I feel my stomach tighten when I take my seat in the reconciliation room, facing the priest. This is not like me. I grew up loving the sacrament but thinking about it, since I started confession two years ago, I've never truly felt like I have done wrong. If anything, I always tell God He has done me wrong. He has made me the way I am. The sicker twin, the weaker twin, the ugly twin. Maybe that is my mistake. The Bible says 'we've all sinned and fallen short of His glory'. My mother says confessing your sins wipes the slate clean again and makes you spiritually strong. I need that. Originally, there was a long queue to the priest and that gave me ample time to pray and reflect. I feel heavy, like layers of dirt is stuck to my skin unable to come off. I tuck few strands of hair behind my ears and exhale.

"Forgive me, Father, for I have sinned. My last confession was almost a year ago and these are my sins now. I lied to my parents. I snuck out of my house in the middle of the night to see a boy and when I came home, it turns out the cop who caught us had called my parents to tell them a boy named Ian McGill had tried to take me and the boy I went out to see had saved me, even though they're the same person and I haven't told my parents I had a problem with my health while I was away," I explain. The priest is silent for a while and I feel my pulse hit against my skin.

The police who caught Gray and I, originally called my parents to tell them I was with a boy called Ian McGill. Two hours later, according to my father, the cop called again to tell them Gray saved me from Eric Tillman. It has Gray's name written all over it. He bribed the officer. He said he would fix it and I lied to protect him. I lied to my parents and they were so worried.

"I understand," the priest starts, "but my child, when you tell a lie, you're going to tell another to back it up. Then, what started out as one white lie, would have turned into two then three then four. Think about your family. They're worried sick thinking someone tried to kidnap their daughter. As a safety measurement, they'll tighten security around you and you can't go out anymore. Whatever happens, you're still going to lose, tell the truth or not.

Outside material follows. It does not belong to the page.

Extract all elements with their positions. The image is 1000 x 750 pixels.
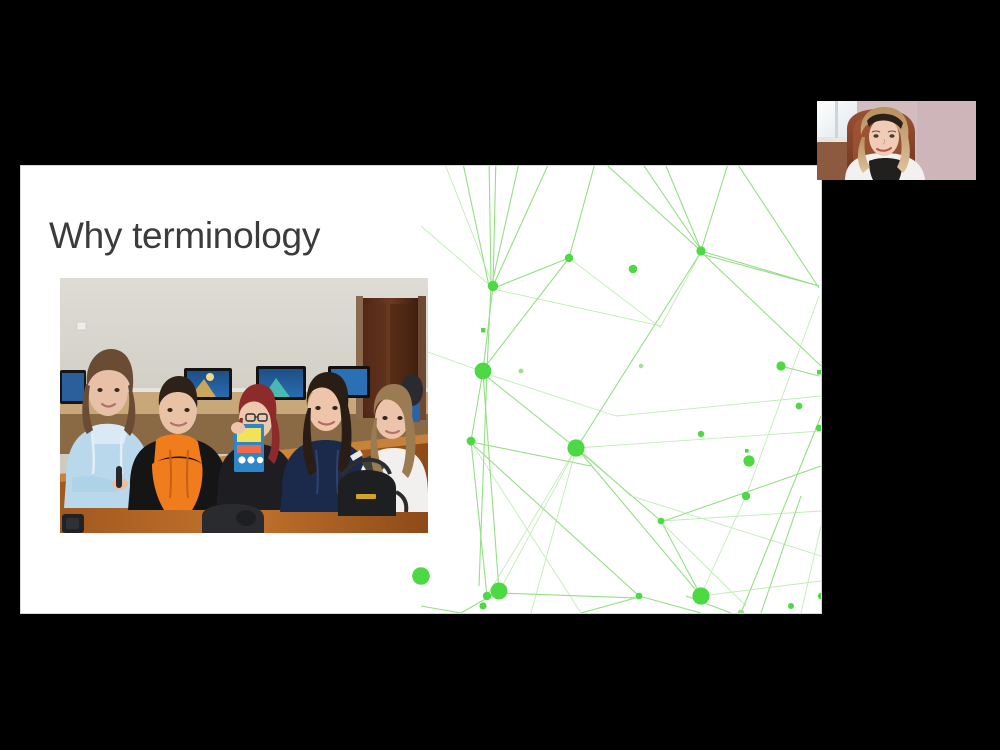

But at least, speaking the truth will relieve you from guilt.

For your penance, please pray 2 Hail Marys," he concludes.

"Yes." I nodded. The priest stands up from his chair and shares a warm smile with me.

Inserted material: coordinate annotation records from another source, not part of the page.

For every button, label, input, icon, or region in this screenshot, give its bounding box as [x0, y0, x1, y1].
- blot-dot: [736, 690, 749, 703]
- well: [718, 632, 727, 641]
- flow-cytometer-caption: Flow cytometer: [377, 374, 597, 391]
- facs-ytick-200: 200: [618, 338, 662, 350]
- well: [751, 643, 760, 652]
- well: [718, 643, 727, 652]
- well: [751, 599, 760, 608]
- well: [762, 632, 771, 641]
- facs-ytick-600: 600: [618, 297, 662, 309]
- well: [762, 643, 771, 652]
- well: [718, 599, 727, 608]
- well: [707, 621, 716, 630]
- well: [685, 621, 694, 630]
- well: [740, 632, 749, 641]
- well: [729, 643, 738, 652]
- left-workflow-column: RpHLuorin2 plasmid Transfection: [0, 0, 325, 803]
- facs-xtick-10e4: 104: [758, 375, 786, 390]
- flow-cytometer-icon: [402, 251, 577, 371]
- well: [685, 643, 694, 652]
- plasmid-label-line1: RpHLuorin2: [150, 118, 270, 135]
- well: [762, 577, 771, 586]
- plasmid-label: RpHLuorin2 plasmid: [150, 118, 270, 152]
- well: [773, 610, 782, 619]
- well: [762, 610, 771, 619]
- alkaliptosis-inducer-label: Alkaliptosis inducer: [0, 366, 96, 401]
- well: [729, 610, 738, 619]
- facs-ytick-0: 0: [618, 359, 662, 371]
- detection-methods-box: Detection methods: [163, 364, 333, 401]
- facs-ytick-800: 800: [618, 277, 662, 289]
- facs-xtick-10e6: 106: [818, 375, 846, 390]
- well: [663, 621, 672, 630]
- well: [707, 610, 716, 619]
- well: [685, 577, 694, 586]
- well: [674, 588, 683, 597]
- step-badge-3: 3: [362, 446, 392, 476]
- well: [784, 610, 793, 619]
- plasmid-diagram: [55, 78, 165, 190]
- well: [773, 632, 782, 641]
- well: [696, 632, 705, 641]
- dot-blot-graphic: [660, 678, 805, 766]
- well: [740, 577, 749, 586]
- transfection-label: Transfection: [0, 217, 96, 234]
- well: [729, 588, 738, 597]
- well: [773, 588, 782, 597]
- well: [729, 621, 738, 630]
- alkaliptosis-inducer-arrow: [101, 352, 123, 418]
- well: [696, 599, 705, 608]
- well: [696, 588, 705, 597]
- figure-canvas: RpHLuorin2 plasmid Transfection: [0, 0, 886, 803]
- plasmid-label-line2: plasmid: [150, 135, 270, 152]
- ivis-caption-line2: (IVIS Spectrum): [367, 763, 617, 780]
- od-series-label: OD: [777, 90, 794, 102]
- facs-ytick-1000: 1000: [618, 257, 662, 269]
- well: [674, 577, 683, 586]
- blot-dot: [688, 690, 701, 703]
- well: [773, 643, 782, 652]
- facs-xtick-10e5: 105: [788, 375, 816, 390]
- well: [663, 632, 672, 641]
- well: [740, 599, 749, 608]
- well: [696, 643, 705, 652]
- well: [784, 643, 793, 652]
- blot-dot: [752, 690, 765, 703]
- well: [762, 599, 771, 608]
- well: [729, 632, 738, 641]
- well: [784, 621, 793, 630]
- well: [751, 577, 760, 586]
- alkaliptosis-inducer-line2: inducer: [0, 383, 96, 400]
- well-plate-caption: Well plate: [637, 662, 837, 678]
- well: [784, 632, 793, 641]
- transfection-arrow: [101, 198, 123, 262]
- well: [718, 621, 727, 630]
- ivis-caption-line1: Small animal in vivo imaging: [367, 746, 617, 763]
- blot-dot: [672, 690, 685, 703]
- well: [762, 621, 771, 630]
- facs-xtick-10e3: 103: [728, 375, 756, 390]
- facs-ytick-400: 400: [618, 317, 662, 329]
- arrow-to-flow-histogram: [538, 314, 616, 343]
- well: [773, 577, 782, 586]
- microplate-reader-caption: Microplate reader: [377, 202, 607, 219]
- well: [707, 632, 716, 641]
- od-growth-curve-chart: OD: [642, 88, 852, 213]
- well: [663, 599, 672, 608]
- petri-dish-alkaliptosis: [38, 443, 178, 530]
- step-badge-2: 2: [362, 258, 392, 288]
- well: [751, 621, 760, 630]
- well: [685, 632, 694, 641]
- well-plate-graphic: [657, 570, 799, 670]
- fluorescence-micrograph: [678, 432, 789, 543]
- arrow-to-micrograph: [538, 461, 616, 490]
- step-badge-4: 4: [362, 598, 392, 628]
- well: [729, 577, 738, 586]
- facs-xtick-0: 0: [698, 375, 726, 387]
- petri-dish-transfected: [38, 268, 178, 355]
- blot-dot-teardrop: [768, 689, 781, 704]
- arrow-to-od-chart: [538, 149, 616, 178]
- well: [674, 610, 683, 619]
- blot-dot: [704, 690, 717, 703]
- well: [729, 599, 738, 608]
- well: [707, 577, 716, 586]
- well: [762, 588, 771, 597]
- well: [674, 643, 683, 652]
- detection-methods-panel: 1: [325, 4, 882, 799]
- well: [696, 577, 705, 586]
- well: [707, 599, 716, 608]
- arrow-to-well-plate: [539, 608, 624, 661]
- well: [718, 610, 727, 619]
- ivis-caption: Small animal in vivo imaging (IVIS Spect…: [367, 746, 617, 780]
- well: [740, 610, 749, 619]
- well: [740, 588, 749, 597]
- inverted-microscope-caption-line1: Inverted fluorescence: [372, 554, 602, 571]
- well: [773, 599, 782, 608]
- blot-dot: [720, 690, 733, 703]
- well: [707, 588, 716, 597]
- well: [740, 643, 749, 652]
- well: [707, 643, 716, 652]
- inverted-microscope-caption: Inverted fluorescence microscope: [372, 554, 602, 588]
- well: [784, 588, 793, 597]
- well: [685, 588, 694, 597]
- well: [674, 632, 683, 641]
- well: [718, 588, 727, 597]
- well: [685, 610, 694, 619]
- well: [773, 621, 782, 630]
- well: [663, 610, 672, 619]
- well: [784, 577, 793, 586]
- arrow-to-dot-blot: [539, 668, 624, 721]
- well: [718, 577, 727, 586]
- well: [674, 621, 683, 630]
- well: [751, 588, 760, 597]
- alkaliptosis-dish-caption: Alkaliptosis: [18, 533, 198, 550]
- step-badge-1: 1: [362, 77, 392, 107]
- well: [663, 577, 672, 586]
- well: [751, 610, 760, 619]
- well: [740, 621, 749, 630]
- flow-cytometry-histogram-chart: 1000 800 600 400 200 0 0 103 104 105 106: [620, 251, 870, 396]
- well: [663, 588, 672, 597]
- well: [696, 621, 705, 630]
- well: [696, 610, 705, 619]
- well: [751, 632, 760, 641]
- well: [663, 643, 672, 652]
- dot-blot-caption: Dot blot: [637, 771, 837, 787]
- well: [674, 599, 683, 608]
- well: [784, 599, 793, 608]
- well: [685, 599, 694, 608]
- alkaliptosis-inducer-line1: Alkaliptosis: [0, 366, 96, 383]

"I invite you to make an Act of Contrition," he says. I kneel down in front of the little statue of the cross and close my eyes.

"My God, I am sorry for my sins with all my heart. In choosing to do wrong and failing to good, I have sinned against You, whom I should love above all things. I firmly intend, with the help of Your grace, to sin no more and to avoid whatever leads me to sin. Our Savior, Jesus Christ, suffered and died for us. In His name, my God, have mercy," I whisper.

I am quiet, listening to the priest say the prayer of absolution and I wonder if I should tell my parents the truth. My conscience says yes, though my heart doesn't want to get Gray Easton into trouble for my mistake. After all, I snuck out to see him about something so senseless.

"God the Father of mercies, through the death and resurrection of His Son, has reconciled the world to Himself and sent the Holy Spirit among us for the forgiveness of sins. . ." After he finishes, I say:

"Amen." I sigh before standing back up.

"God has forgiven your sins. Go in peace," he says.

"Thanks be to God." After thanking the priest, I leave the reconciliation room quickly to complete the penance he assigned to me.